Ao 6 Minutos, o Governo de São Paulo informa que a empresa assumiu o compromisso de recontratar 850 funcionários, sendo 750 pessoas que atuam em funções da linha de produção. O negócio foi fechado por intermediação do governador João Doria (PSDB) e anunciado em cerimônia realizada no Palácio dos Bandeirantes.

Na foto, Henrique Meirelles, secretário da Fazenda e Planejamento de São Paulo; Carlos Alberto de Oliveira Andrade, presidente do conselho do Grupo Caoa; o governador de São Paulo, João Doria; Lyle Watters, presidente para a América do Sul da Ford. Crédito: Secom/Governo de São Paulo

O negócio já está 100% fechado? Quanto a Caoa vai pagar? Segundo Doria, durante entrevista coletiva, se inicia um prazo de 30 a 45 dias em que o comprador fará diligências de análise na planta fabril, quando também será definido o valor final do negócio. Portanto, trata-se ainda de uma intenção de compra, que pode eventualmente não se confirmar.

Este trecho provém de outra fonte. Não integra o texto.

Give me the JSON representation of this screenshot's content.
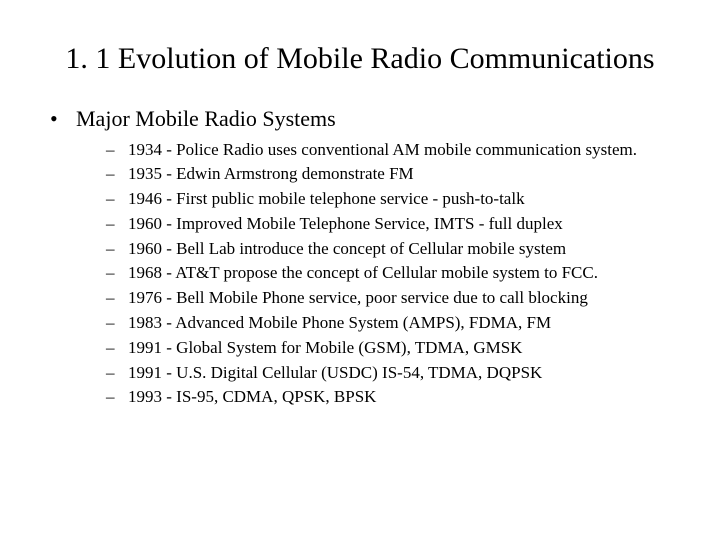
{
  "title": "1. 1 Evolution of Mobile Radio Communications",
  "bullet": {
    "label": "Major Mobile Radio Systems",
    "items": [
      "1934 - Police Radio uses conventional AM mobile communication system.",
      "1935 - Edwin Armstrong demonstrate FM",
      "1946 - First public mobile telephone service - push-to-talk",
      "1960 - Improved Mobile Telephone Service, IMTS - full duplex",
      "1960 - Bell Lab introduce the concept of Cellular mobile system",
      "1968 - AT&T propose the concept of Cellular mobile system to FCC.",
      "1976 - Bell Mobile Phone service, poor service due to call blocking",
      "1983 - Advanced Mobile Phone System (AMPS), FDMA, FM",
      "1991 - Global System for Mobile (GSM), TDMA, GMSK",
      "1991 - U.S.  Digital Cellular (USDC) IS-54, TDMA, DQPSK",
      "1993 - IS-95, CDMA, QPSK, BPSK"
    ]
  }
}
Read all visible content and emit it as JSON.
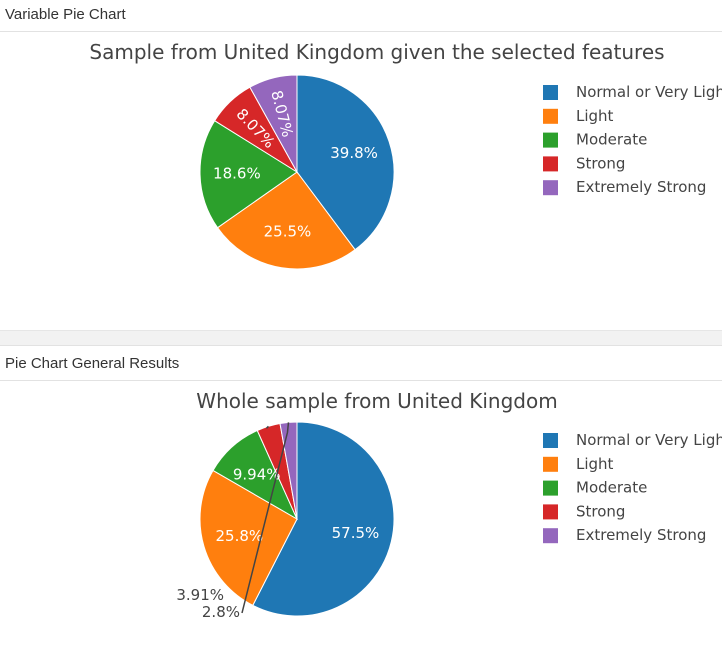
{
  "panels": [
    {
      "header": "Variable Pie Chart"
    },
    {
      "header": "Pie Chart General Results"
    }
  ],
  "chart_data": [
    {
      "type": "pie",
      "title": "Sample from United Kingdom given the selected features",
      "categories": [
        "Normal or Very Light",
        "Light",
        "Moderate",
        "Strong",
        "Extremely Strong"
      ],
      "values": [
        39.8,
        25.5,
        18.6,
        8.07,
        8.07
      ],
      "labels": [
        "39.8%",
        "25.5%",
        "18.6%",
        "8.07%",
        "8.07%"
      ],
      "colors": [
        "#1f77b4",
        "#ff7f0e",
        "#2ca02c",
        "#d62728",
        "#9467bd"
      ],
      "legend": "right",
      "legend_entries": [
        "Normal or Very Light",
        "Light",
        "Moderate",
        "Strong",
        "Extremely Strong"
      ]
    },
    {
      "type": "pie",
      "title": "Whole sample from United Kingdom",
      "categories": [
        "Normal or Very Light",
        "Light",
        "Moderate",
        "Strong",
        "Extremely Strong"
      ],
      "values": [
        57.5,
        25.8,
        9.94,
        3.91,
        2.8
      ],
      "labels": [
        "57.5%",
        "25.8%",
        "9.94%",
        "3.91%",
        "2.8%"
      ],
      "colors": [
        "#1f77b4",
        "#ff7f0e",
        "#2ca02c",
        "#d62728",
        "#9467bd"
      ],
      "legend": "right",
      "legend_entries": [
        "Normal or Very Light",
        "Light",
        "Moderate",
        "Strong",
        "Extremely Strong"
      ]
    }
  ]
}
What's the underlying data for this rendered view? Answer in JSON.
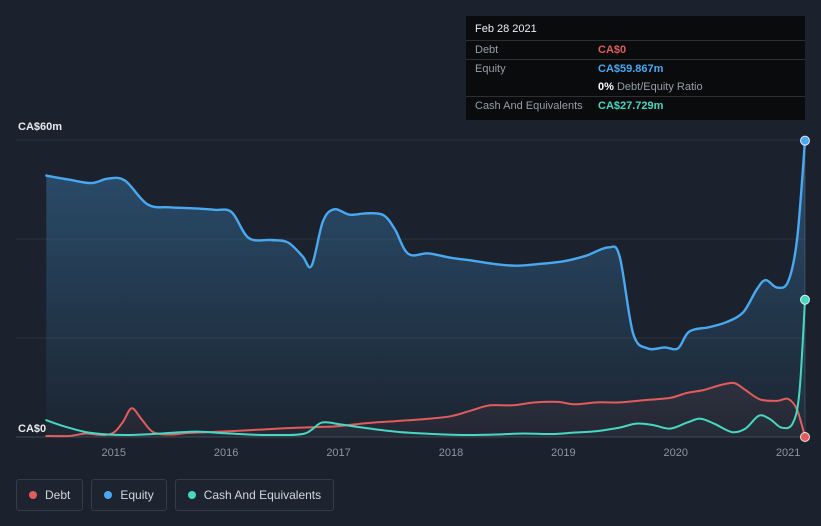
{
  "tooltip": {
    "date": "Feb 28 2021",
    "debt_label": "Debt",
    "debt_value": "CA$0",
    "equity_label": "Equity",
    "equity_value": "CA$59.867m",
    "ratio_value": "0%",
    "ratio_label": "Debt/Equity Ratio",
    "cash_label": "Cash And Equivalents",
    "cash_value": "CA$27.729m"
  },
  "axis": {
    "y_top_label": "CA$60m",
    "y_zero_label": "CA$0"
  },
  "legend": {
    "items": [
      {
        "label": "Debt",
        "color": "#e25c5c"
      },
      {
        "label": "Equity",
        "color": "#4aa8f0"
      },
      {
        "label": "Cash And Equivalents",
        "color": "#46d8c2"
      }
    ]
  },
  "colors": {
    "background": "#1b222d",
    "grid": "rgba(255,255,255,0.08)",
    "baseline": "rgba(255,255,255,0.16)",
    "debt": "#e25c5c",
    "equity": "#4aa8f0",
    "cash": "#46d8c2",
    "tick_text": "#8d95a1"
  },
  "chart_data": {
    "type": "area",
    "title": "",
    "xlabel": "",
    "ylabel": "",
    "unit": "CA$ millions",
    "xlim": [
      2014.13,
      2021.15
    ],
    "ylim": [
      0,
      60
    ],
    "gridline_values": [
      0,
      20,
      40,
      60
    ],
    "y_ticks": [
      {
        "value": 60,
        "label": "CA$60m"
      },
      {
        "value": 0,
        "label": "CA$0"
      }
    ],
    "x_tick_years": [
      2015,
      2016,
      2017,
      2018,
      2019,
      2020,
      2021
    ],
    "legend_position": "bottom-left",
    "series": [
      {
        "name": "Equity",
        "color": "#4aa8f0",
        "end_label": "CA$59.867m",
        "x": [
          2014.4,
          2014.6,
          2014.8,
          2014.95,
          2015.1,
          2015.3,
          2015.5,
          2015.7,
          2015.9,
          2016.05,
          2016.2,
          2016.4,
          2016.55,
          2016.68,
          2016.76,
          2016.86,
          2016.96,
          2017.1,
          2017.25,
          2017.4,
          2017.5,
          2017.62,
          2017.8,
          2018.0,
          2018.2,
          2018.4,
          2018.6,
          2018.8,
          2019.0,
          2019.2,
          2019.4,
          2019.5,
          2019.62,
          2019.75,
          2019.9,
          2020.02,
          2020.12,
          2020.3,
          2020.45,
          2020.6,
          2020.72,
          2020.8,
          2020.9,
          2021.0,
          2021.08,
          2021.15
        ],
        "values": [
          52.8,
          52.0,
          51.3,
          52.2,
          51.8,
          47.0,
          46.4,
          46.2,
          45.9,
          45.4,
          40.2,
          39.8,
          39.3,
          36.5,
          34.6,
          43.5,
          46.0,
          44.9,
          45.2,
          44.8,
          42.0,
          37.0,
          37.1,
          36.2,
          35.6,
          34.9,
          34.6,
          35.0,
          35.5,
          36.6,
          38.3,
          36.5,
          21.0,
          17.9,
          18.1,
          17.9,
          21.3,
          22.2,
          23.2,
          25.2,
          29.8,
          31.7,
          30.2,
          31.4,
          40.0,
          59.867
        ]
      },
      {
        "name": "Debt",
        "color": "#e25c5c",
        "end_label": "CA$0",
        "x": [
          2014.4,
          2014.6,
          2014.75,
          2014.9,
          2015.0,
          2015.08,
          2015.16,
          2015.25,
          2015.35,
          2015.5,
          2015.65,
          2015.85,
          2016.05,
          2016.3,
          2016.55,
          2016.8,
          2017.0,
          2017.25,
          2017.5,
          2017.75,
          2018.0,
          2018.2,
          2018.35,
          2018.55,
          2018.75,
          2018.95,
          2019.1,
          2019.3,
          2019.5,
          2019.75,
          2019.95,
          2020.1,
          2020.25,
          2020.4,
          2020.52,
          2020.62,
          2020.75,
          2020.9,
          2021.0,
          2021.08,
          2021.15
        ],
        "values": [
          0.2,
          0.2,
          0.7,
          0.4,
          0.9,
          3.0,
          5.8,
          3.5,
          1.0,
          0.5,
          0.8,
          1.0,
          1.2,
          1.5,
          1.8,
          2.0,
          2.2,
          2.8,
          3.2,
          3.6,
          4.2,
          5.5,
          6.4,
          6.4,
          7.0,
          7.1,
          6.6,
          7.0,
          7.0,
          7.5,
          7.9,
          8.9,
          9.5,
          10.5,
          10.9,
          9.5,
          7.6,
          7.3,
          7.7,
          5.5,
          0
        ]
      },
      {
        "name": "Cash And Equivalents",
        "color": "#46d8c2",
        "end_label": "CA$27.729m",
        "x": [
          2014.4,
          2014.55,
          2014.75,
          2014.95,
          2015.15,
          2015.35,
          2015.55,
          2015.75,
          2015.95,
          2016.2,
          2016.45,
          2016.7,
          2016.85,
          2017.0,
          2017.15,
          2017.35,
          2017.55,
          2017.75,
          2017.95,
          2018.15,
          2018.4,
          2018.65,
          2018.9,
          2019.1,
          2019.3,
          2019.5,
          2019.65,
          2019.8,
          2019.95,
          2020.1,
          2020.22,
          2020.35,
          2020.5,
          2020.62,
          2020.74,
          2020.84,
          2020.94,
          2021.04,
          2021.1,
          2021.15
        ],
        "values": [
          3.4,
          2.2,
          1.0,
          0.5,
          0.4,
          0.6,
          0.9,
          1.1,
          0.8,
          0.5,
          0.4,
          0.7,
          2.9,
          2.6,
          2.1,
          1.5,
          1.0,
          0.7,
          0.5,
          0.4,
          0.5,
          0.7,
          0.6,
          0.9,
          1.2,
          1.9,
          2.7,
          2.4,
          1.7,
          2.9,
          3.7,
          2.6,
          1.0,
          1.7,
          4.3,
          3.6,
          1.9,
          2.7,
          9.0,
          27.729
        ]
      }
    ]
  }
}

O que a Caoa vai produzir em São Bernardo? O grupo vai manter a produção de caminhões. Presidente do Conselho de Administração da empresa, Carlos Alberto de Oliveira Andrade ressaltou o fato de já ser um dos principais parceiros comerciais da Ford no Brasil, o que poderia permitir a continuidade da produção da marca.

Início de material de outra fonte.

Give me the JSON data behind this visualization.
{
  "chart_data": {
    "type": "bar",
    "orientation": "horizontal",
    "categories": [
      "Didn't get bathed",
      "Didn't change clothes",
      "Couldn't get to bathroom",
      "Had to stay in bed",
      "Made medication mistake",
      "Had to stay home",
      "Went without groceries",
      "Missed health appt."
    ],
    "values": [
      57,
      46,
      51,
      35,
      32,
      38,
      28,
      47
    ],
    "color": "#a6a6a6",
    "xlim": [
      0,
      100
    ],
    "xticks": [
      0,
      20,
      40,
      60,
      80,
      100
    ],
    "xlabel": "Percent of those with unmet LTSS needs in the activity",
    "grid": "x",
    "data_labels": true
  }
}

No segmento, a Caoa já trabalha no país com caminhões da coreana Hyundai.

Segundo o empresário, o grupo está em negociação com outra marca para utilizar parte do espaço da fábrica na região metropolitana de São Paulo para a produção também de um automóvel. Andrade não revelou o potencial parceiro, mas disse que o negócio está avançado.

A empresa recebeu alguma vantagem para comprar a fábrica? Ao menos segundo as autoridades que participaram do evento desta terça, não. O presidente do conselho da Caoa negou qualquer financiamento por parte do BNDES.

O governador Doria afirmou que o benefício a que a empresa pode recorrer, se quiser, é a adesão ao IncentivAuto, programa que oferece 25% de desconto no ICMS às montadoras. A Caoa, no entanto, precisaria cumprir os requisitos do programa, que são o investimento de R$ 1 bilhão e a geração de 400 novos empregos diretos.

O prefeito de São Bernardo, Orlando Morando (PSDB), afirmou que o único benefício ao qual a Caoa pode aderir é o que já está previsto na legislação municipal, relacionado a descontos no IPTU.